In recent deals aided by NRC Realty and Capital Advisors, second- and third-tier buyers took center stage, after having been effectively shut out of the market by the largest operators over the past several years, and they have been able to take advantage of still-low interest rates, historically.
Also, fortunately, our industry remains considered unique by banks and Wall Street, largely because of its historical flexibility from good retail traffic placements. Over time, the industry has evolved from retail gas stations dependent on 15-cent-per-gallon fuel margins to full convenience stores, to now in many cases quick-serve restaurants with more complementary items than any pure fast-food operators will ever have. And more recently, some c-stores have added gaming machines, CBD dispensaries, interstate highway rest and shopping sites, and who knows what is next? How many retail industries can offer that much potential growth if you can be an innovator?
So, regarding future industry M&A, the first question is how much do you feel profitability could be affected by a recession over the next two years? Most economists expect overall economic profitability declines can be as much as 25%-50%, the key being the depth and length of the decline in the economy and the industry position. Fed Chairman Jerome Powell may believe he needs that result in order to stabilize inflation at lower long-term levels.

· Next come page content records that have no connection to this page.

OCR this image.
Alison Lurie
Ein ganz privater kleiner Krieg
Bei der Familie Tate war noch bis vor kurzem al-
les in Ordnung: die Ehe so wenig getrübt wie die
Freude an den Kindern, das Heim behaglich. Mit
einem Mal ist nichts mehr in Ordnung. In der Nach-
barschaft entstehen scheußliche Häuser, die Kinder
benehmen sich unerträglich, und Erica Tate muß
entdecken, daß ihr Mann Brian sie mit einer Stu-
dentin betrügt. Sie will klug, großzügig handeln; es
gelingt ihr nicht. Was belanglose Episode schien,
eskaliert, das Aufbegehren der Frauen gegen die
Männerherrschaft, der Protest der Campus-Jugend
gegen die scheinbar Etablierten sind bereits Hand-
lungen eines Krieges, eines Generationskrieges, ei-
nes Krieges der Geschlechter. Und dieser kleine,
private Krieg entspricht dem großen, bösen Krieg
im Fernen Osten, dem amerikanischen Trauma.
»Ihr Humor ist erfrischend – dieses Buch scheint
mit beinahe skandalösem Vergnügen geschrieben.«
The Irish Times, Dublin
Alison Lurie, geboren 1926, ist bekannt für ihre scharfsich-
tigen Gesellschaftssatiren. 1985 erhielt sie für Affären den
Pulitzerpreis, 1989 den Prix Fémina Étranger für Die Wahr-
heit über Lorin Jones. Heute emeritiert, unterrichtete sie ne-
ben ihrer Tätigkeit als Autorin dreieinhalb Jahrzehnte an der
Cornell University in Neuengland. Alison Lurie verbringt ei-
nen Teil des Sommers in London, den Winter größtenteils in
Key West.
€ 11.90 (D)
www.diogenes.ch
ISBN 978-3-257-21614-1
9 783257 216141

The 2009-2010 recession brought oil-price reductions that helped buffer our industry’s profit declines. Regardless, the real and psychological changes of tight credit from the banking industry, and uncertain demand and profitability decreased store cash-flow selling multiples (i.e., before non-store overhead, interest and depreciation) from about eight times (8x) to 5x for owned and operated properties and chains. The 5x level lasted for about four years until the rise in the economy and industry-improved confidence, while interest rates continued their decade-long decline.
Our industry selling multiple levels climbed as high as 12x-14x during the height of the recent so-called “free money” era for larger chains, and before allowing for synergies even including refining and distribution savings. Publicly traded companies frequently stated that these synergies were expected to bring their effective purchase multiples to nearer 8x. Current selling multiples are more in the 7x-10x range before some non-overhead synergies.
The other good news is that buying activity remains robust. In addition to the usual industry buyers and consolidators, we still see activity from private-equity buyers, and even several oil refining companies who seem to prefer to diversify their cash flow sources, plus benefit from having secure volumes for their refinery output. Some may be thinking about outlets for electric-vehicle charging.
It has been an incredible period for our industry with record profits and valuations. Normally that money will be spent on acquisitions and/or new-to-industry (NTI) site construction. Despite excellent tax incentives to continue in those directions, buyers realize that with multiples high and new construction costs remaining expensive, the interest rate and economic outlook may continue the trend toward more buyer caution.